In Hannah Woolley’s case, we included a variety of authorized editions and unauthorized adaptations of her famous works. 

Items Included
  • Woolley, Hannah. A guide to ladies, gentlewomen and maids : containing directions of behaviour, in all places, companies, relations, and conditions, from their childhood down to old age: viz. As children to parents. Scholars to governours. Single to servants. Virgins to suitors. Married to husbands. Huswifes to the house. Mistresses to servants. Mothers to children. Widows to the world, and as prudent to all. With letters and discourses upon all occasions, with several tales, and the ladies farewell. Whereunto is added, a guide for cook-maids, dairy-maids, chamber-maids, and all others that go to service: the whole being exact rules for the female sex in generall. By Hannah Woolley. 1668. W3278.5.

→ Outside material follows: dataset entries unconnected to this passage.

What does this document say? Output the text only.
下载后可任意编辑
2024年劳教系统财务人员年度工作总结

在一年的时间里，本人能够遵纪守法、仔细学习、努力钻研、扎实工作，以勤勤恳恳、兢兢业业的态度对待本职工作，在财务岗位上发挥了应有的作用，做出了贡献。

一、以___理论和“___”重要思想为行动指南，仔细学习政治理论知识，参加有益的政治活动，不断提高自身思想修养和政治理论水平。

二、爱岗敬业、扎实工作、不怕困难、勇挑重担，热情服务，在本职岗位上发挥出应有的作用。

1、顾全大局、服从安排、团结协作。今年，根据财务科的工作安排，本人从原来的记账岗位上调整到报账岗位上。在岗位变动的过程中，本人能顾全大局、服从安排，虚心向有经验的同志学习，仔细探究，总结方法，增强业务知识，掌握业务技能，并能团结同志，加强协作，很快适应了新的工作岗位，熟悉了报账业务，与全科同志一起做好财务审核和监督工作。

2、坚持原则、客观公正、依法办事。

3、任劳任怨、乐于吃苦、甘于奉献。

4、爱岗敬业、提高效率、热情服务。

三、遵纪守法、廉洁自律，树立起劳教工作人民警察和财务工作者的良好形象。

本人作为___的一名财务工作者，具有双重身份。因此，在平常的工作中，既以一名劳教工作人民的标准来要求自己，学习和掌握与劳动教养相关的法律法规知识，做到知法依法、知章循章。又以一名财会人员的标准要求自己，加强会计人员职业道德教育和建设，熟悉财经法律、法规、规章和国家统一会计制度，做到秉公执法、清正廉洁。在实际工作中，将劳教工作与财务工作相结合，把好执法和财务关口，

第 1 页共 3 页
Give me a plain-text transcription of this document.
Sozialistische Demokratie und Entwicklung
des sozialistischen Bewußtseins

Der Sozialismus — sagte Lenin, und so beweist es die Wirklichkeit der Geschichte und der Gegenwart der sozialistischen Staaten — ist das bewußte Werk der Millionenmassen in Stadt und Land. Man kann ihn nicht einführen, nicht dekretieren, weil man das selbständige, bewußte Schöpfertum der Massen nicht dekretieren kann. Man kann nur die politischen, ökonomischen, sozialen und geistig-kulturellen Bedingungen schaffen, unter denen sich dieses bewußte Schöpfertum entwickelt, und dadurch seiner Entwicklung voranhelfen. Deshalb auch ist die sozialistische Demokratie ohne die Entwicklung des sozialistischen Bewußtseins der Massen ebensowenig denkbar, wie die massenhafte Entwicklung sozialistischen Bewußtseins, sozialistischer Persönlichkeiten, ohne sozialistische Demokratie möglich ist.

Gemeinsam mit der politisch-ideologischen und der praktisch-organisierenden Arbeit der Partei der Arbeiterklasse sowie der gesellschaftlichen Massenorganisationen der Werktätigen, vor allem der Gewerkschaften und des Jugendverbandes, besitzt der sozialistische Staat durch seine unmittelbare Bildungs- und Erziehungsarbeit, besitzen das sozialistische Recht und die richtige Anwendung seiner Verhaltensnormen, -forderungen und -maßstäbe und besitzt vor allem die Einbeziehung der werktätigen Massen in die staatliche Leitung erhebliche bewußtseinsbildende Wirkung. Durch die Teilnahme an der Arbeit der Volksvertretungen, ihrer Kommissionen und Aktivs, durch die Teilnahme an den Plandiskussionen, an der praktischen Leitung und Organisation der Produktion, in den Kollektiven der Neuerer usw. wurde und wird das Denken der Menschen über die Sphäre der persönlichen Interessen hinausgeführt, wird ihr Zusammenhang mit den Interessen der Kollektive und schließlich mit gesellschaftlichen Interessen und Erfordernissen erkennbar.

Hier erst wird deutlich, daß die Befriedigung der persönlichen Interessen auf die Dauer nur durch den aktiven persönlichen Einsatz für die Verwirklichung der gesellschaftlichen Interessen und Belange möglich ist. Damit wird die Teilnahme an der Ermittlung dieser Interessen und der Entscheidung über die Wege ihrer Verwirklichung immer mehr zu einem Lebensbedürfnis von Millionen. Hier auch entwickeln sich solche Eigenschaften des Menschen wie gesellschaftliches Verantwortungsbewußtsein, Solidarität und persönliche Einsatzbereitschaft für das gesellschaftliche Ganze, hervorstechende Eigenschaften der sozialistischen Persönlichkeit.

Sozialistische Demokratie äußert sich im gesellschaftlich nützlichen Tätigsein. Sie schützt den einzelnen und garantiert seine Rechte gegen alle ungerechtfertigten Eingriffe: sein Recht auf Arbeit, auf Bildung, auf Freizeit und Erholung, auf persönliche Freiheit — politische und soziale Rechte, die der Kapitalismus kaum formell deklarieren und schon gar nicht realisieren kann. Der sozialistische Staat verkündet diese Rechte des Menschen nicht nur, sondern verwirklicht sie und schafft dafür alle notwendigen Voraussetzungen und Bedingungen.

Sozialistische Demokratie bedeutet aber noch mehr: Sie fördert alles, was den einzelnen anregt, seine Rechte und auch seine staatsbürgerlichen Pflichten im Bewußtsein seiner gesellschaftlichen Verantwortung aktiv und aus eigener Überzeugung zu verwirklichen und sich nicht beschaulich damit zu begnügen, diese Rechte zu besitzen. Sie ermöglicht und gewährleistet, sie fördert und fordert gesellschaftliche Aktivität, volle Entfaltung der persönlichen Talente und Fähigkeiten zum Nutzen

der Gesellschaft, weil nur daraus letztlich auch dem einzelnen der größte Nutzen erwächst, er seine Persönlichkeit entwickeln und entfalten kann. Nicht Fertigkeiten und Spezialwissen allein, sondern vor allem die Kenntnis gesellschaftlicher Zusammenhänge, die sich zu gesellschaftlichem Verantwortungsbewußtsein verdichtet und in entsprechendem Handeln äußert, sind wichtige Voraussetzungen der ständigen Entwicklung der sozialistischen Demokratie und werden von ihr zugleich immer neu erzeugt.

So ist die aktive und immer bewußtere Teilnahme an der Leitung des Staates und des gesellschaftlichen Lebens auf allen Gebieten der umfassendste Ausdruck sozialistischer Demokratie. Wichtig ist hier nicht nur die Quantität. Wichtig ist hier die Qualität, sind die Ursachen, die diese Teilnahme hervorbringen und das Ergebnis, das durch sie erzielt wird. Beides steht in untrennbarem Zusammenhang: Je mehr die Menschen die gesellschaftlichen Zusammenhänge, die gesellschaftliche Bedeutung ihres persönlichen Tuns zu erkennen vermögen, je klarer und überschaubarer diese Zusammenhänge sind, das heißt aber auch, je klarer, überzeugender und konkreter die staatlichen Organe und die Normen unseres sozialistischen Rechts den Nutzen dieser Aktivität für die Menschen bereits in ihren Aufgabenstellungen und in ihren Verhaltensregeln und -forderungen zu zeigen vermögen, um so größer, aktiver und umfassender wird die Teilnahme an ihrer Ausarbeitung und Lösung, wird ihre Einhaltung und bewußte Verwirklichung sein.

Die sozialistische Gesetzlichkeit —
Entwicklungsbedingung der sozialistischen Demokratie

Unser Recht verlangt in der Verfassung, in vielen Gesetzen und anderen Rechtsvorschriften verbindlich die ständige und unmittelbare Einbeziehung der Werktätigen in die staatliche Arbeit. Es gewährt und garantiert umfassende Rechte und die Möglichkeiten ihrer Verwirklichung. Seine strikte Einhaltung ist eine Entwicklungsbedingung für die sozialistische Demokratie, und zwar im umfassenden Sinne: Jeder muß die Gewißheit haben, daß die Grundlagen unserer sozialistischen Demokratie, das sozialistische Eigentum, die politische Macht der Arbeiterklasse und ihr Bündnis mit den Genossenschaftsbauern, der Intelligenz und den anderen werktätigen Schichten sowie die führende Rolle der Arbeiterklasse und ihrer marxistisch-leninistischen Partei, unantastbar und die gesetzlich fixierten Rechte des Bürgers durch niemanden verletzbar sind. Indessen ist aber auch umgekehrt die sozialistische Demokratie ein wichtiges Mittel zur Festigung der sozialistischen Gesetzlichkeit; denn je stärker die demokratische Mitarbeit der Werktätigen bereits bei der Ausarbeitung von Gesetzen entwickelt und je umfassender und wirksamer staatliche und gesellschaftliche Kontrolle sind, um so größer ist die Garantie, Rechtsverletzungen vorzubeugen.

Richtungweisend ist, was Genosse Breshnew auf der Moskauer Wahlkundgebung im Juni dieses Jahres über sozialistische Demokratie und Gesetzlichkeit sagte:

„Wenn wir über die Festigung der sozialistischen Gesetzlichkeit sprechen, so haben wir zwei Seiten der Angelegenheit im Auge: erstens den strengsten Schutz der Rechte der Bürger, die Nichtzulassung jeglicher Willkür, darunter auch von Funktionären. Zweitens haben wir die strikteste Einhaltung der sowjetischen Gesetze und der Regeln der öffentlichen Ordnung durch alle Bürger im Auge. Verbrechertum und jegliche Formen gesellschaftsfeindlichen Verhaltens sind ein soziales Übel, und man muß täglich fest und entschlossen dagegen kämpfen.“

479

  • Woolley, Hannah. The accomplish’d ladies delight in preserving, physick, beautifying, and cookery. : Containing, I. The art of preserving, and candying fruits and flowers, and the making of all sorts of conserves, syrups, and jellies. II. The physical cabinet, or excellent receipts in physick and chirurgery, together with some rare beautifying waters, to adorn and add loveliness to the face and body: and also some new and excellent secrets and experiments in the art of angling. III. The compleat cooks guide, or, directions for dressing all sorts of flesh, fowl, and fish, both in the English and French mode, with all sauces and sallets; and the making pyes, pasties, tarts, and custards, with the forms and shapes of many of them. 1684. W3271.
  • Woolley, Hannah. The compleat servant-maid, or, The young maidens tutor : directing them how they may fit, and qualifie themselves for any of these employments, viz. waiting-woman, house-keeper, chamber-maid, cook-maid, under cook-maid, nursery-maid, dairy-maid, laundry-maid, house-maid, scullery-maid : whereunto is added a supplement containing the choicest receipts, and rarest secrets in physick and chyrurgery / composed for the great benefit and advantage of all young maidens. 1683. W3273.8.
  • (Unauthorized adaptation). The compleat servant maid, or, The young maidens tutor : directing them how they may fit, and qualifie themselves for any of these employments, viz. waiting-woman, house-keeper, chamber-maid, cook-maid, under-cook-maid, nursery-maid, dairy-maid, laundry-maid, house-maid, scullery maid : whereunto is added a supplement containing the choicest receipts and rarest secrets in physick and chirurgery / composed for the great benefit and advantage of all young maidens. 1691. 270- 105q.
  • Woolley, Hannah. The queen-like closet, or Rich cabinet : stored with all manner of rare receipts for preserving, candying and cookery. Very pleasant and beneficial to all ingenious persons of the female sex. To which is added, A supplement, presented to all ingenious ladies, and gentlewomen. By Hannah Wolley. 1675. W3284.